Live the FINER Life (Financial Independence Never Ever Retire) by Patrick J Keogh

Live the FINER Life (Financial Independence Never Ever Retire) by Patrick J Keogh

Author:Patrick J Keogh [Keogh, Patrick J.]
Language: eng
Format: epub
Publisher: Highbridge LLC
Published: 2023-08-23T00:00:00+00:00


9

DRIPping: Compound Interest Turbocharged

This is one of the book’s shortest chapters, but it’s really important in your long-term planning to make your family rich. DRIP stands for Dividend Reinvestment Plan, and it’s the fourth of the nine principles of the MYFR system. Not all public companies offer the DRIP option, but almost all Dividend Champions have the plans. A DRIP is simply the opportunity to take your dividends as proportionate shares of additional stock. Most Dividend Champions pay dividends quarterly, and if you choose to DRIP a particular business, then on the dividend payment date, your account is credited with more shares of the company. No muss, no fuss. You automatically increase the amount of the great businesses you own.

Let’s say your quarterly dividend payment on a particular firm is $75, and the stock trades at $30 per share at the time of the dividend distribution. If you have chosen to DRIP your dividends, then you’ll acquire an additional 2.5 shares of the business. Notice that when DRIPping, you can acquire fractional shares of the company.

I love DRIPs. They come as nice surprises during the business day. You check your account midday, and there you have this neat little gift. Even when you remember a dividend is due, it still comes as a bit of a surprise. Hardly a week goes by that we don’t acquire additional DRIPped shares. Even if you aren’t actively selling puts—and maybe the market is climbing and what puts you have out aren’t striking—you’re constantly acquiring a greater interest in the Dividend Champions you already own.

Think about the effects of compounding when you are DRIPping. Dividend Champions are always increasing their distributions to you, the owner of the company. That’s what Dividend Champions do. Then add in the fact that you’re constantly adding to your ownership, and you see why we say that DRIPping is compound interest turbocharged. Over time and with increasing dividends, you’re buying an increasing interest in your businesses.

Perish the thought if you ever want to sell a Dividend Champion! But it could happen in the rare instance when a particular Dividend Champion fails to increase the dividend. In that case, we recommend a special way of disposing of the former Dividend Champion, as discussed in Chapter 10, “When and How to Sell.” If we have only a fractional share left at the end of the day, Ameritrade buys the fractional shares based on the closing price for the stock on that day.

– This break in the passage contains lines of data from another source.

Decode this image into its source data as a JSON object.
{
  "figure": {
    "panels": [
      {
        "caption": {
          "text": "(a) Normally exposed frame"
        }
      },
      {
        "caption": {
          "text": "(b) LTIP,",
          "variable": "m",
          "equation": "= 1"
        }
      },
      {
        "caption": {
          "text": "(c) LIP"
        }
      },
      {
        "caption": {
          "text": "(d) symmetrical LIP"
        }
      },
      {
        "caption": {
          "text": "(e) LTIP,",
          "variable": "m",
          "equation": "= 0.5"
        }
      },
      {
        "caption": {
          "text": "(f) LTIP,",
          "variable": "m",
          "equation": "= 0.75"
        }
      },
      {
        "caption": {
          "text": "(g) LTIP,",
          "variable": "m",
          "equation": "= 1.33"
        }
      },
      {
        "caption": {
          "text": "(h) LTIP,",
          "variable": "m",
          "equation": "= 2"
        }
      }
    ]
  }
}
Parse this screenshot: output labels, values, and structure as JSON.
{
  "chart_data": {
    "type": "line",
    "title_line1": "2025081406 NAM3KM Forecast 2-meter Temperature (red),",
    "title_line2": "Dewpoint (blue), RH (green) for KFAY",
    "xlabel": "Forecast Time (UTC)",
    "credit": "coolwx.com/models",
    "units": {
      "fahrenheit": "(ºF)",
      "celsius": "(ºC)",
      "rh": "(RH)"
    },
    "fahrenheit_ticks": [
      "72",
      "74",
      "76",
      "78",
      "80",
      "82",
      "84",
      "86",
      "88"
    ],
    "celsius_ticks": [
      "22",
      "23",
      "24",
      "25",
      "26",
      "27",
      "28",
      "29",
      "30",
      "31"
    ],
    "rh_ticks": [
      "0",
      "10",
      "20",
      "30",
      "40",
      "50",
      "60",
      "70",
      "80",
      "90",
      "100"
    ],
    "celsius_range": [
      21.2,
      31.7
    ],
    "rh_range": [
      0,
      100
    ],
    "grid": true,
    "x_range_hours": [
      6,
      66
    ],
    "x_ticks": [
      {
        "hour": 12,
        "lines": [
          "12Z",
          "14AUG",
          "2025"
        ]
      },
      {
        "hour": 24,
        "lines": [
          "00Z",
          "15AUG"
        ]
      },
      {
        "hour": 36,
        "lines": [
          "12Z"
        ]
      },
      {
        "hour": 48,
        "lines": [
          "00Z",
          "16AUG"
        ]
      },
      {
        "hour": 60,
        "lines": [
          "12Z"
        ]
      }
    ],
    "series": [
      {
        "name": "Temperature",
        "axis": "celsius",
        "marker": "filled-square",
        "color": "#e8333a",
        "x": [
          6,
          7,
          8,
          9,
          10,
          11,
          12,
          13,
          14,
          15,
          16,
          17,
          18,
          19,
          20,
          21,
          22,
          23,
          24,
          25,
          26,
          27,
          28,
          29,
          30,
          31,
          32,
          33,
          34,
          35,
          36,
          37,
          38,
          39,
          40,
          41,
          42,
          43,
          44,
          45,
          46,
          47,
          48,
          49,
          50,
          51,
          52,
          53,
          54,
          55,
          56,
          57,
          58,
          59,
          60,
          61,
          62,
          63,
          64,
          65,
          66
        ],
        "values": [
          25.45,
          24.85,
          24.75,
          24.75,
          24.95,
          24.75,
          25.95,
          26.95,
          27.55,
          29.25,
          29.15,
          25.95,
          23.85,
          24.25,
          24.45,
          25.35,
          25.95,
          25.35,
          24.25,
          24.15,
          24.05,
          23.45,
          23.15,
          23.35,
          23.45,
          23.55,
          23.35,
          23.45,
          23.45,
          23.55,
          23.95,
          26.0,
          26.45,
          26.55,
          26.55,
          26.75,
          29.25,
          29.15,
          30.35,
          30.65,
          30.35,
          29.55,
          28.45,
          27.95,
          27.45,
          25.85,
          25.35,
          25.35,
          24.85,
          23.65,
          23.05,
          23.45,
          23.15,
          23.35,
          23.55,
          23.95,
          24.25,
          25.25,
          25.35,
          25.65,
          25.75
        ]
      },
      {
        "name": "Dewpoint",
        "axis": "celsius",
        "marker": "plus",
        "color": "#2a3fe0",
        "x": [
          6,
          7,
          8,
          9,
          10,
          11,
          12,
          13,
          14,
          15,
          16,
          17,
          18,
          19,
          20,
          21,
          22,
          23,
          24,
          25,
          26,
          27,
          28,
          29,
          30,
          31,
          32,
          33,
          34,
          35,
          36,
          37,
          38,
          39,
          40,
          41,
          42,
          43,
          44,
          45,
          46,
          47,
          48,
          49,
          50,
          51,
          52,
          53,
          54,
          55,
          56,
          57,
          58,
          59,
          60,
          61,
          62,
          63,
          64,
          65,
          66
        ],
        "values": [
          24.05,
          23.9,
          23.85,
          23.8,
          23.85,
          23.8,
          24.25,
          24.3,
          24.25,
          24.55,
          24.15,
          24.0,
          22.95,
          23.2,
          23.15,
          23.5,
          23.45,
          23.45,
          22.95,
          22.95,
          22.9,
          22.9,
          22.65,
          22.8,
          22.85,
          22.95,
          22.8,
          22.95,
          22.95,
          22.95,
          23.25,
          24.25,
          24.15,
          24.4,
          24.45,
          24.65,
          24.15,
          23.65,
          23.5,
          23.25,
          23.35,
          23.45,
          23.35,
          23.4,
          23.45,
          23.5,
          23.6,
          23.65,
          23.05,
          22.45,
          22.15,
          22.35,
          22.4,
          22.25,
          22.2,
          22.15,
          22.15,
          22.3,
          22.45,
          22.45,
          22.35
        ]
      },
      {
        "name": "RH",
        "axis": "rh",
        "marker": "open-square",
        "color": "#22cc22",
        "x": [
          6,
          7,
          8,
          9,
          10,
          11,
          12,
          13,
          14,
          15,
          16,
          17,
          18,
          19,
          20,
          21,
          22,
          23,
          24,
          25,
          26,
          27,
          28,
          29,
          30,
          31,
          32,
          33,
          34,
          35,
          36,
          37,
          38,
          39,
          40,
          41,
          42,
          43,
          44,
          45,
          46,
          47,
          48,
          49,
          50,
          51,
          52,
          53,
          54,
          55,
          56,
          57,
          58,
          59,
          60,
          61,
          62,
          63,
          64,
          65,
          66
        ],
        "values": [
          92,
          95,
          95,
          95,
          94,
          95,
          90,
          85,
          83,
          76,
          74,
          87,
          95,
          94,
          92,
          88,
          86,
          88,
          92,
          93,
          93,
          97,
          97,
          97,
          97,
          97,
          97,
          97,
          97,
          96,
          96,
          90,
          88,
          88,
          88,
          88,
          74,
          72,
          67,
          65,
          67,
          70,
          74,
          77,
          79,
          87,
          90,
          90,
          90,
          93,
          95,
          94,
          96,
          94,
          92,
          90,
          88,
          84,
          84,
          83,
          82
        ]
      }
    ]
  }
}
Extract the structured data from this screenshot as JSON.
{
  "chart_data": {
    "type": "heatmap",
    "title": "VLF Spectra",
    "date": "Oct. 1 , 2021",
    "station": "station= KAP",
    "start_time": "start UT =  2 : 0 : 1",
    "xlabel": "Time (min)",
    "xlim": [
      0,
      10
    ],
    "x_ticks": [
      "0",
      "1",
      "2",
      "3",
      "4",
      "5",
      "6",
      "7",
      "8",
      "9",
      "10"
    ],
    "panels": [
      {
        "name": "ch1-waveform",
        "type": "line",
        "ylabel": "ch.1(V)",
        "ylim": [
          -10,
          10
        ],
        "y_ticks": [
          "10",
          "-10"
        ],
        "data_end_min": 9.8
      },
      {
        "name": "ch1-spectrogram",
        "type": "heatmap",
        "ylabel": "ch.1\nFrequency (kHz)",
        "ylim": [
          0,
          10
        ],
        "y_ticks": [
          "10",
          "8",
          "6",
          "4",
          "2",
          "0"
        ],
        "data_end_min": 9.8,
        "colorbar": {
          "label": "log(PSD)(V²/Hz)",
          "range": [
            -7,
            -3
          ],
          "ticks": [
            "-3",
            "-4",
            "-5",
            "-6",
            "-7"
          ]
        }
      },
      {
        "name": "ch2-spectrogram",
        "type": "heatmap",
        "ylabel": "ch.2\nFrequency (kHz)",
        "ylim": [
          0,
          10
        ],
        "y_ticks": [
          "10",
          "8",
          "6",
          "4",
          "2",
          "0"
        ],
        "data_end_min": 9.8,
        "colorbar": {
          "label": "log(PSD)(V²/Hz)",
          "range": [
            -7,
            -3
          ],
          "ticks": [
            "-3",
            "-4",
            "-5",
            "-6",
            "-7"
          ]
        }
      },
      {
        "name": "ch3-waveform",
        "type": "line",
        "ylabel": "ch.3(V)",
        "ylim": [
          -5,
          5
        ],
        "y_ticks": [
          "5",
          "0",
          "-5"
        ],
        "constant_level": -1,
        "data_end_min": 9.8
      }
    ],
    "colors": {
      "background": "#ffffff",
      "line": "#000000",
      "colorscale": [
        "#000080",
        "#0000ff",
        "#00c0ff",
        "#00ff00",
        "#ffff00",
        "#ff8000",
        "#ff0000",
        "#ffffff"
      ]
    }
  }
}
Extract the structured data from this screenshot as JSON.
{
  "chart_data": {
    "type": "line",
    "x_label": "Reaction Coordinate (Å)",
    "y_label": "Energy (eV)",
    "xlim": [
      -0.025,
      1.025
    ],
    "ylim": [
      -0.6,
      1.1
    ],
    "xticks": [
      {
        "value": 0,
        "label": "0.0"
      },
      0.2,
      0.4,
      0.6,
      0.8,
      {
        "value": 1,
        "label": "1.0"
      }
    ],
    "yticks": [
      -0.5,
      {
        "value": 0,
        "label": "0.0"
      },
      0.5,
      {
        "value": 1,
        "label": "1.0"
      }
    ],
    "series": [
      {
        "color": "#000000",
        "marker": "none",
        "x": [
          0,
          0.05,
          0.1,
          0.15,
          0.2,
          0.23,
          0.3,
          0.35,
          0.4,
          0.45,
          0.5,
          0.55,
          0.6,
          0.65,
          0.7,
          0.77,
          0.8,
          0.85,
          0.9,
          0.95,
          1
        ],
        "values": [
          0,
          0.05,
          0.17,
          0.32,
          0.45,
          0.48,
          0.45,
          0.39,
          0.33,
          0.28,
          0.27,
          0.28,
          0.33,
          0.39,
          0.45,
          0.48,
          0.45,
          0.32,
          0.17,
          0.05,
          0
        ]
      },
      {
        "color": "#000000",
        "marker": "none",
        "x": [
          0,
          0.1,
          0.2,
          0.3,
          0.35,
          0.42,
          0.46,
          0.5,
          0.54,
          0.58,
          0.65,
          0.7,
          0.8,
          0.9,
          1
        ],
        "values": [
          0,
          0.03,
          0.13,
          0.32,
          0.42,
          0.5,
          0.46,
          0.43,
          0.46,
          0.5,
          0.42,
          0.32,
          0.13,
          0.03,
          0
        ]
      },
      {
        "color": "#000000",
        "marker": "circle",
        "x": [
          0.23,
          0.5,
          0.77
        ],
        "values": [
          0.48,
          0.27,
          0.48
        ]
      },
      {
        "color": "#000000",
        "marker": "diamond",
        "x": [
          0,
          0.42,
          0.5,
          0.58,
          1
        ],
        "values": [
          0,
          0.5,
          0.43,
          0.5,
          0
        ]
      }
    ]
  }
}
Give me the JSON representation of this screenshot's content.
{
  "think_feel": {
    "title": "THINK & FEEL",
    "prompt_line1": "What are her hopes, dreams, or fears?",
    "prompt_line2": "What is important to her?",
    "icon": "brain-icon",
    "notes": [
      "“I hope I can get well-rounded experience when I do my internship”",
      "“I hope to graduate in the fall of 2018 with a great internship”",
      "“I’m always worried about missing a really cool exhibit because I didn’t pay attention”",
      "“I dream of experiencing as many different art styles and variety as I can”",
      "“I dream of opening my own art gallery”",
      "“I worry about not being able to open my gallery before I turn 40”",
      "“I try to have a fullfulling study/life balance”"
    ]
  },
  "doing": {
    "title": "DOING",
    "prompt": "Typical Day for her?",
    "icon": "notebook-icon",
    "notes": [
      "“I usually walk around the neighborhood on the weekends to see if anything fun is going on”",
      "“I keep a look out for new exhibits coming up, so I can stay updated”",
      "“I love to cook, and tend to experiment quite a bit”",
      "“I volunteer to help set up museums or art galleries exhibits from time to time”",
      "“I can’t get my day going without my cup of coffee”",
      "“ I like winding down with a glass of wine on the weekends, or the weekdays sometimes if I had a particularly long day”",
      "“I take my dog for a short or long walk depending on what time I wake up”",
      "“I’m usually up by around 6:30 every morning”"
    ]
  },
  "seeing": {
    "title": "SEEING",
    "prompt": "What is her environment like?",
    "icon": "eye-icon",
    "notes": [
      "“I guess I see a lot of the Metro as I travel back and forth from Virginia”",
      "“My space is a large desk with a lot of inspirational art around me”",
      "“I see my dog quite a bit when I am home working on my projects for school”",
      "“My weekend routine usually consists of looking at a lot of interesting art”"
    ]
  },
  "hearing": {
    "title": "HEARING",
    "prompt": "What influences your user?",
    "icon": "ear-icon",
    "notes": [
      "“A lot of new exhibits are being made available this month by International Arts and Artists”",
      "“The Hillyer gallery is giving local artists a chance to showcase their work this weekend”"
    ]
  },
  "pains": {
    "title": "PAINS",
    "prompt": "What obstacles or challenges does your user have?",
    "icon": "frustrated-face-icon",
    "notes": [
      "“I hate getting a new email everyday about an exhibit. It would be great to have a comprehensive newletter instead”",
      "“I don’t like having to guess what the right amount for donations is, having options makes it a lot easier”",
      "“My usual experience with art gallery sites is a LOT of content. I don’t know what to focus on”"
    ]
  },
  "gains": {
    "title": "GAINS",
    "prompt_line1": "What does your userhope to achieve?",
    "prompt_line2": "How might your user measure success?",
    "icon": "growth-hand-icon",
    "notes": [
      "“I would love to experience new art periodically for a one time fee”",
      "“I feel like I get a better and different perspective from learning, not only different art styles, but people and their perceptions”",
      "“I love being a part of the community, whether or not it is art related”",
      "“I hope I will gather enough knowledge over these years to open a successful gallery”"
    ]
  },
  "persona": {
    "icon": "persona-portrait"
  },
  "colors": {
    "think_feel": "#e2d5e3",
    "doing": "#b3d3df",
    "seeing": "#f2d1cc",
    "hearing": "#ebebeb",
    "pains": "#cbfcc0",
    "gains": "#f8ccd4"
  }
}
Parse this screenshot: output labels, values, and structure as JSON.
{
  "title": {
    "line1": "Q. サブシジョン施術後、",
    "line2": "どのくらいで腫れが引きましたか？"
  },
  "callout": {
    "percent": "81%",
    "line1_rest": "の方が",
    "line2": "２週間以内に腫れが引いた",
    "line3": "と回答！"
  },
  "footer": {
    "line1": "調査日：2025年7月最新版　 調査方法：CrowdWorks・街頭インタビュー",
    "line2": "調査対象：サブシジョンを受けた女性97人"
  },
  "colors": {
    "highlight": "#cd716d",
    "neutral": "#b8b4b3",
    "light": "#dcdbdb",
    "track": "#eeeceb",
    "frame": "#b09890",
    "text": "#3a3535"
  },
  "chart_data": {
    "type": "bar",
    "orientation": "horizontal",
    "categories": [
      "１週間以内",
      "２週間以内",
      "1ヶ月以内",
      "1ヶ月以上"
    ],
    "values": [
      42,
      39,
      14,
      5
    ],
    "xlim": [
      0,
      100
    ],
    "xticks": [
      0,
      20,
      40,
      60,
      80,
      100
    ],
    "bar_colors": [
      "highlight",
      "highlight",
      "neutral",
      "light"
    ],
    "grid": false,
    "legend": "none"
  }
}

Unless you need income, DRIPping is the way to go. Typically there are no trading or transaction fees, and some companies offer a discount off the market price when exchanging the cash due to you for the DRIPped shares. If you can afford it, fight the urge to take the cash dividends. DRIPping is too powerful a tool not to use.

With our brokerage firm, TD Ameritrade, we have a simple way of choosing to DRIP a particular business. We can select firms to DRIP and collect cash dividends on others. It is a simple click to DRIP or unDRIP as your circumstances change over time.